Now that you minimized the value to the hackers and risk, apply multiple layers of security technologies. You don’t want a single point of failure. Finally achieve the appropriate levels of security certifications to both measure yourself and make it easy for customers to understand your level of security.
Additional priorities for travel programs included:
Leveraging data for predictive analyses and benchmarking,
Leveraging data to adapt the travel policy (Oversight’s “bread and butter” so to speak)
Streamlining expense management
Implementing a virtual payment solution
Using gamification to promote travel policy.
We think leveraging analysis should be everyone’s top priority as robust analysis is one of the few ways to both cut costs via benchmarking, and identify the problem travelers whose behavior needs influencing.

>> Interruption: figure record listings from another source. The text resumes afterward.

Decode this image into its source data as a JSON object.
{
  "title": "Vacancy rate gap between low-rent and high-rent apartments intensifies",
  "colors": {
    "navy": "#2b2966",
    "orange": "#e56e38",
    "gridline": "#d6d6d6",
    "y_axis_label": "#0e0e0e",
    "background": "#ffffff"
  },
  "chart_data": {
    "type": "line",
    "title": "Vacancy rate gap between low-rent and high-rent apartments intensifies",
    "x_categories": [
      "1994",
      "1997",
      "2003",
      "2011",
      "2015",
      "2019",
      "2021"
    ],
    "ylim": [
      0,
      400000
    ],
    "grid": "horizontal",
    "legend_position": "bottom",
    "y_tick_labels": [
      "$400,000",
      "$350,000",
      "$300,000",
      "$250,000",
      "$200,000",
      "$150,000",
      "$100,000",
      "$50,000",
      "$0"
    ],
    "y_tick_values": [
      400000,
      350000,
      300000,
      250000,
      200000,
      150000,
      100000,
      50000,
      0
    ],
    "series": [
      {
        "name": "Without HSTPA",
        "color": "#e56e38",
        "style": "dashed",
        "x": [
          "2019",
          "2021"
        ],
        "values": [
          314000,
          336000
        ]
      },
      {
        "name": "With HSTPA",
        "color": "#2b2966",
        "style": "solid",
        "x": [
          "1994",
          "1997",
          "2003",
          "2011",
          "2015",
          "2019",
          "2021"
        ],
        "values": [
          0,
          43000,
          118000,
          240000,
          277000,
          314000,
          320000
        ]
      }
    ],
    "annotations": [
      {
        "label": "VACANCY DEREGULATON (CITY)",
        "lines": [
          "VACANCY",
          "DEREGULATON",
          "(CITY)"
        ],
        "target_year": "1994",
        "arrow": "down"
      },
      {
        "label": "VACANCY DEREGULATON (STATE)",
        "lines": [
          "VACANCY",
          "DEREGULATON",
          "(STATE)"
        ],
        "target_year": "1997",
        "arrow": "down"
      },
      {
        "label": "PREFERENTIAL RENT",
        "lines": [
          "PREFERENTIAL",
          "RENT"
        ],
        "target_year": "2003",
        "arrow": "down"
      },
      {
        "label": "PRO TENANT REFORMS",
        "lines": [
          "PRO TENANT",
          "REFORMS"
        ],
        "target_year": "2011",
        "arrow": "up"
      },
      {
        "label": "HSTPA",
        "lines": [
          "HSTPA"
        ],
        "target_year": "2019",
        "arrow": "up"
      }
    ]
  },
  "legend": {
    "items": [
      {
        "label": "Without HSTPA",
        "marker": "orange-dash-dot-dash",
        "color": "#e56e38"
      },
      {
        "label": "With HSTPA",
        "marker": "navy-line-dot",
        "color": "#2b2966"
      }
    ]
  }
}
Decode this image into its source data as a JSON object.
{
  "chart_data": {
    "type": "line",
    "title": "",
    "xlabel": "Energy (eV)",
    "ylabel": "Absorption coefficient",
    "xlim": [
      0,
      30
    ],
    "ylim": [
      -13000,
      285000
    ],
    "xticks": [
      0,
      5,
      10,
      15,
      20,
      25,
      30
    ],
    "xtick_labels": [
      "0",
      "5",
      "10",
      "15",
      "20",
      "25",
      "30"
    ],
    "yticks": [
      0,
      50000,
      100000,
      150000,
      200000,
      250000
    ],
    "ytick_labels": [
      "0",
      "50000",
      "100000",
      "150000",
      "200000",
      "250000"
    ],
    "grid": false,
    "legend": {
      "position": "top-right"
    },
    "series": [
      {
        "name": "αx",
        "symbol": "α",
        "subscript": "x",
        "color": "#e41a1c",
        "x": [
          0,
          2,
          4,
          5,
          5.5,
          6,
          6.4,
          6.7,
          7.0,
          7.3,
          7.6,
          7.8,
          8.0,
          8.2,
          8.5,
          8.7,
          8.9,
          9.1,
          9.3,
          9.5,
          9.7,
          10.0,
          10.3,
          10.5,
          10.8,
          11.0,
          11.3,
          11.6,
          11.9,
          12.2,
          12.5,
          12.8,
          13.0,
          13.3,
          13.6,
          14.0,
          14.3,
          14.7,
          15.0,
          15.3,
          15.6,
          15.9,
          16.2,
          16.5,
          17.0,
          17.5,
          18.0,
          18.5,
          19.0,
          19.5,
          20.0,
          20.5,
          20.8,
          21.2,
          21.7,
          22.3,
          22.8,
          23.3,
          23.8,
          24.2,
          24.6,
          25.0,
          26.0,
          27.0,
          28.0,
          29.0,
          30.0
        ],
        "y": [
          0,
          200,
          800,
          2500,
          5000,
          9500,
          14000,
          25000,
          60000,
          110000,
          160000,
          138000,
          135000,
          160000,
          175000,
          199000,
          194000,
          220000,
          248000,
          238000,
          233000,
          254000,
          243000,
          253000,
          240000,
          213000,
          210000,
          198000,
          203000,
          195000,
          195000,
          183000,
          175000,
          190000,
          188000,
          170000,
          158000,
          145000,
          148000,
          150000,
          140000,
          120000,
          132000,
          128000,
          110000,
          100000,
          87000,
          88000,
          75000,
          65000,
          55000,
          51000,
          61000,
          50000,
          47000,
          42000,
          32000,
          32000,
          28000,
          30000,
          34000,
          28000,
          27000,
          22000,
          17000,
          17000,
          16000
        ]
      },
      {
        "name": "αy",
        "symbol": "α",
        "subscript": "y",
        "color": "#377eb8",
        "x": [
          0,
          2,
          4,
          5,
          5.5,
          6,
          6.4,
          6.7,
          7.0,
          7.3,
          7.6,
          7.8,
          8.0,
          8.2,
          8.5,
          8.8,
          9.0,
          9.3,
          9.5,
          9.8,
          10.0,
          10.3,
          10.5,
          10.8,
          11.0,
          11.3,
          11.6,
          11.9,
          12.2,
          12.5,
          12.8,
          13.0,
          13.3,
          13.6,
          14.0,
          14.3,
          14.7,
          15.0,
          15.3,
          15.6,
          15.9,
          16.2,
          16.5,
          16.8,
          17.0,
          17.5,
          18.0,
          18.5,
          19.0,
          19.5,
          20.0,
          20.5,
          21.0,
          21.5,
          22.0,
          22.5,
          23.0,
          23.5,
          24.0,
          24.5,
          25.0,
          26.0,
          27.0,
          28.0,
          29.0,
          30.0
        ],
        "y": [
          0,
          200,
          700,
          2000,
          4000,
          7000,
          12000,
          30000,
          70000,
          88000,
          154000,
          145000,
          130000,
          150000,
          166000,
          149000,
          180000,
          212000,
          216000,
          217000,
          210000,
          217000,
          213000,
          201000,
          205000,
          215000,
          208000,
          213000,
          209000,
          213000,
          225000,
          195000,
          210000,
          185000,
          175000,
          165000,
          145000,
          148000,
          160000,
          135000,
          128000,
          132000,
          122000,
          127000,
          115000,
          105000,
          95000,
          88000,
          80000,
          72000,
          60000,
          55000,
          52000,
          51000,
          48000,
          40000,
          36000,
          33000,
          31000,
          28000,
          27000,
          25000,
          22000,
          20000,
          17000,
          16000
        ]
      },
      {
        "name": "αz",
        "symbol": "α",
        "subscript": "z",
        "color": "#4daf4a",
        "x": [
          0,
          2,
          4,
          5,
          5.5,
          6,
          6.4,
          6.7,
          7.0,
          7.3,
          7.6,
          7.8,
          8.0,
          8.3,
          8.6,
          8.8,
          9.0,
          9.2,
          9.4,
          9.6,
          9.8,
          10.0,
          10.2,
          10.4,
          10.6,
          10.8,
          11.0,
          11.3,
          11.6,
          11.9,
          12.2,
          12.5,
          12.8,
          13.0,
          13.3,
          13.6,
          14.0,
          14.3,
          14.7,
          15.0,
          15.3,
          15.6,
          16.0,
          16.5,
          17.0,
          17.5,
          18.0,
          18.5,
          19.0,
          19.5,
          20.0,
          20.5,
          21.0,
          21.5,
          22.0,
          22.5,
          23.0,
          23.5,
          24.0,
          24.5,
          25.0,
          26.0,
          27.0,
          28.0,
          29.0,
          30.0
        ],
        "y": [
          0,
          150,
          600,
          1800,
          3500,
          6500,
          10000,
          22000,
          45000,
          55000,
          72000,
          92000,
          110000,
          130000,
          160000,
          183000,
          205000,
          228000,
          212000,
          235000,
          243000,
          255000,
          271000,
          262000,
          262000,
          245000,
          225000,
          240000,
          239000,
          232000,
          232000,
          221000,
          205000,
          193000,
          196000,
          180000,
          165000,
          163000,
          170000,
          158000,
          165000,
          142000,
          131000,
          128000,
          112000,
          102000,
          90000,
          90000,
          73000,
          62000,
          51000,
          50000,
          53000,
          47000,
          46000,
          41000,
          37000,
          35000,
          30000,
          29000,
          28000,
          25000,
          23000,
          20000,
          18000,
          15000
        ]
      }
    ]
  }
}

The really sharp travel managers also use our analysis to find ways to improve the program by changing policies to better meet the needs of travelers, and changing policies to save money.
Our favorite example of this (and one we’ve used before) is the company that had a strict “no in room movie” policy for hotel stays. By leveraging analysis they were able to see that the travelers who went against policy and ordered movies spent less on the trip than those who instead complied with policy (and maybe went out to the bar.)
There is an interrelation between the top five priorities that we think demonstrates the strength and value of what Oversight’s platform, Oversight Insights On Demand™ provides. We’re able to leverage technology to automate analysis for the companies who need it better, faster, and cheaper than anyone has ever been able to do it before. People want to learn things from their data and use it to take action in their businesses. What was once the “future” of big data, has now arrived!